AI Is for Active Involvement... of Russian Students in Artificial Intelligence ResearchDecember 20, 2019
Russia will design and put in place world-class educational programs to train highly skilled artificial intelligence (AI) professionals and executives, as envisaged by the National Strategy for the Development of Artificial Intelligence through 2030 which President Vladimir Putin signed last October. The document defines AI as technological solutions capable of mimicking human cognition and performing intellectual tasks similarly to, or better than, humans.
Artificial neuron networks are an integral part of speech recognition, web browsing and other everyday applications, and banking and finance have already emerged as AI-heavy industries, says Mikhail Burtsev, leader of the iPavlov conversational AI project and head of the Neural Networks and Deep Learning Lab at the Moscow Institute of Physics and Technology (MIPT), a Project 5-100 university.
As many as 90% of businesses worldwide have made some investment in AI, according to a survey of over 2,500 CEOs across 27 industries conducted for the MIT Sloan Management Review (SMR) and Boston Consulting Group (BCG) Global Executive Study and Research Report that was published last October.
In Russia, 69% of business leaders lament a shortage of skilled AI specialists, as revealed by a Russian Public Opinion Research Center (VCIOM) survey released on December 12.
What can Russian universities do to fill this gap?
Mikhail Burtsev believes that, to begin with, forward-looking educational programs must be designed to anticipate industry trends. They should equip graduates with skills that meet both current and projected market needs.
Experts see practice-oriented education and collaboration between academy and high-tech business as key to producing the kind of AI professional that industry is clamoring for.
Alexander Boukhanovsky, who heads the National Center for Cognitive Technologies at ITMO University, another Project 5-100 institution, says that any program training experts for such a fast-changing field as AI must be constantly updated, with business partners cooperating both by providing individual specialists to act as instructors and by setting up full-blown corporate educational programs.
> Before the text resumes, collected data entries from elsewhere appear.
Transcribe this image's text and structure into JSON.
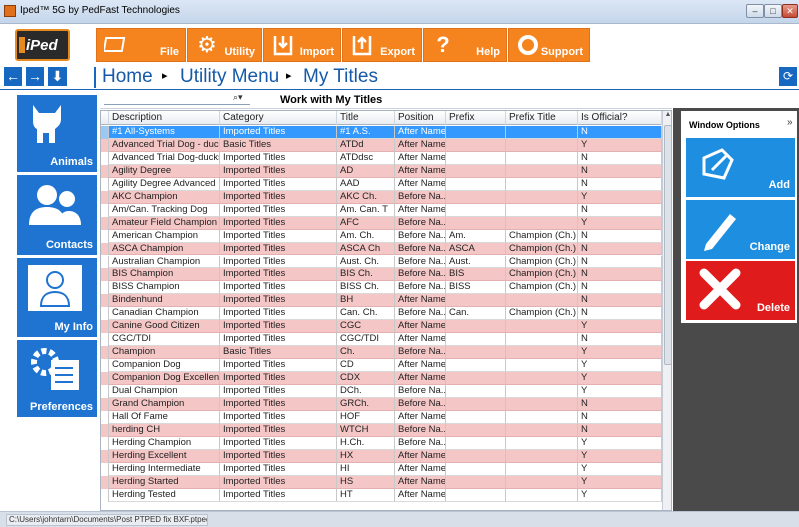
{
  "window": {
    "title": "Iped™ 5G by PedFast Technologies",
    "minimize": "–",
    "maximize": "□",
    "close": "✕"
  },
  "logo": {
    "text": "iPed"
  },
  "toolbar": {
    "file_label": "File",
    "utility_label": "Utility",
    "import_label": "Import",
    "export_label": "Export",
    "help_label": "Help",
    "support_label": "Support"
  },
  "nav": {
    "back": "←",
    "forward": "→",
    "down": "⬇",
    "refresh": "⟳",
    "breadcrumb": [
      "Home",
      "Utility Menu",
      "My Titles"
    ],
    "separator": "▸"
  },
  "sidebar": {
    "items": [
      {
        "label": "Animals",
        "icon": "dog-icon"
      },
      {
        "label": "Contacts",
        "icon": "people-icon"
      },
      {
        "label": "My Info",
        "icon": "person-icon"
      },
      {
        "label": "Preferences",
        "icon": "gear-checklist-icon"
      }
    ]
  },
  "grid": {
    "title": "Work with My Titles",
    "search_value": "",
    "search_icon": "search-icon",
    "columns": [
      "Description",
      "Category",
      "Title",
      "Position",
      "Prefix",
      "Prefix Title",
      "Is Official?"
    ],
    "rows": [
      [
        "#1 All-Systems",
        "Imported Titles",
        "#1 A.S.",
        "After Name",
        "",
        "",
        "N"
      ],
      [
        "Advanced Trial Dog - ducks (...",
        "Basic Titles",
        "ATDd",
        "After Name",
        "",
        "",
        "Y"
      ],
      [
        "Advanced Trial Dog-ducks,sh...",
        "Imported Titles",
        "ATDdsc",
        "After Name",
        "",
        "",
        "N"
      ],
      [
        "Agility Degree",
        "Imported Titles",
        "AD",
        "After Name",
        "",
        "",
        "N"
      ],
      [
        "Agility Degree Advanced",
        "Imported Titles",
        "AAD",
        "After Name",
        "",
        "",
        "N"
      ],
      [
        "AKC Champion",
        "Imported Titles",
        "AKC Ch.",
        "Before Na...",
        "",
        "",
        "Y"
      ],
      [
        "Am/Can. Tracking Dog",
        "Imported Titles",
        "Am. Can. T",
        "After Name",
        "",
        "",
        "N"
      ],
      [
        "Amateur Field Champion",
        "Imported Titles",
        "AFC",
        "Before Na...",
        "",
        "",
        "Y"
      ],
      [
        "American Champion",
        "Imported Titles",
        "Am. Ch.",
        "Before Na...",
        "Am.",
        "Champion (Ch.)",
        "N"
      ],
      [
        "ASCA Champion",
        "Imported Titles",
        "ASCA Ch",
        "Before Na...",
        "ASCA",
        "Champion (Ch.)",
        "N"
      ],
      [
        "Australian Champion",
        "Imported Titles",
        "Aust. Ch.",
        "Before Na...",
        "Aust.",
        "Champion (Ch.)",
        "N"
      ],
      [
        "BIS Champion",
        "Imported Titles",
        "BIS Ch.",
        "Before Na...",
        "BIS",
        "Champion (Ch.)",
        "N"
      ],
      [
        "BISS Champion",
        "Imported Titles",
        "BISS Ch.",
        "Before Na...",
        "BISS",
        "Champion (Ch.)",
        "N"
      ],
      [
        "Bindenhund",
        "Imported Titles",
        "BH",
        "After Name",
        "",
        "",
        "N"
      ],
      [
        "Canadian Champion",
        "Imported Titles",
        "Can. Ch.",
        "Before Na...",
        "Can.",
        "Champion (Ch.)",
        "N"
      ],
      [
        "Canine Good Citizen",
        "Imported Titles",
        "CGC",
        "After Name",
        "",
        "",
        "Y"
      ],
      [
        "CGC/TDI",
        "Imported Titles",
        "CGC/TDI",
        "After Name",
        "",
        "",
        "N"
      ],
      [
        "Champion",
        "Basic Titles",
        "Ch.",
        "Before Na...",
        "",
        "",
        "Y"
      ],
      [
        "Companion Dog",
        "Imported Titles",
        "CD",
        "After Name",
        "",
        "",
        "Y"
      ],
      [
        "Companion Dog Excellent",
        "Imported Titles",
        "CDX",
        "After Name",
        "",
        "",
        "Y"
      ],
      [
        "Dual Champion",
        "Imported Titles",
        "DCh.",
        "Before Na...",
        "",
        "",
        "Y"
      ],
      [
        "Grand Champion",
        "Imported Titles",
        "GRCh.",
        "Before Na...",
        "",
        "",
        "N"
      ],
      [
        "Hall Of Fame",
        "Imported Titles",
        "HOF",
        "After Name",
        "",
        "",
        "N"
      ],
      [
        "herding CH",
        "Imported Titles",
        "WTCH",
        "Before Na...",
        "",
        "",
        "N"
      ],
      [
        "Herding Champion",
        "Imported Titles",
        "H.Ch.",
        "Before Na...",
        "",
        "",
        "Y"
      ],
      [
        "Herding Excellent",
        "Imported Titles",
        "HX",
        "After Name",
        "",
        "",
        "Y"
      ],
      [
        "Herding Intermediate",
        "Imported Titles",
        "HI",
        "After Name",
        "",
        "",
        "Y"
      ],
      [
        "Herding Started",
        "Imported Titles",
        "HS",
        "After Name",
        "",
        "",
        "Y"
      ],
      [
        "Herding Tested",
        "Imported Titles",
        "HT",
        "After Name",
        "",
        "",
        "Y"
      ]
    ]
  },
  "window_options": {
    "title": "Window Options",
    "collapse": "»",
    "add_label": "Add",
    "change_label": "Change",
    "delete_label": "Delete"
  },
  "status": {
    "path": "C:\\Users\\johntarn\\Documents\\Post PTPED fix BXF.ptped"
  },
  "colors": {
    "accent_orange": "#f5841f",
    "tile_blue": "#1e74d0",
    "alt_row_pink": "#f5c6c6",
    "selected_row": "#3399ff",
    "delete_red": "#e01b1b",
    "panel_gray": "#4a4a4a"
  }
}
As product lead times in the sector are growing shorter, students should engage in authentic AI-related R&D long before they write their theses.
Accordingly, ITMO University runs its master's programs in Artificial Intelligence using a project approach that allows for personalizing educational pathways. Students are encouraged to get involved in real-life projects commissioned by the university's corporate partners and choose which subjects to study with reference to their project activities. This enables them to develop a specialization and gain experience working at top-tier companies, including Gazpromneft (an oil & gas major), Mail.Ru (an OSP), MTS (a telecoms operator) and Sberbank (a banking & finance giant).
At MIPT, AI trainees also acquire practical skills through participation in real-life R&D projects, as the university collaborates with Russia's leading research, infrastructure and high-tech companies and institutions: ABBYY (a software designer), Innopolis University, National Research University Higher School of Economics, Russian Railways, Rosseti (a power grid operator), Rostelecom, Sberbank, the Skolkovo Institute of Science and Technology, and the Federal Biomedical Agency.
Once trained, professionals have to be retained, a challenge that Russian companies should be able to deal with, say experts. In Russia, there is strong demand for highly skilled AI workforce from both big corporations, domestic (Mail.Ru, Sberbank, Yandex) as well as international (Huawei, Samsung), and high-tech startups. Indeed, as Mikhail Burtsev points out, specialists are not flocking out of the country; rather, their outflow is close to a 'natural' rate of migration.
Alexander Boukhanovsky sees the progress of AI as largely driven by industry needs, since, in his opinion, AI research has no market value unless applied to solving industry-related tasks. Its future therefore appears to lie with the development of industrially oriented solutions and decision-making systems aimed at reinforcing human intelligence in an environment that brings together machinery and both natural and artificial intelligence.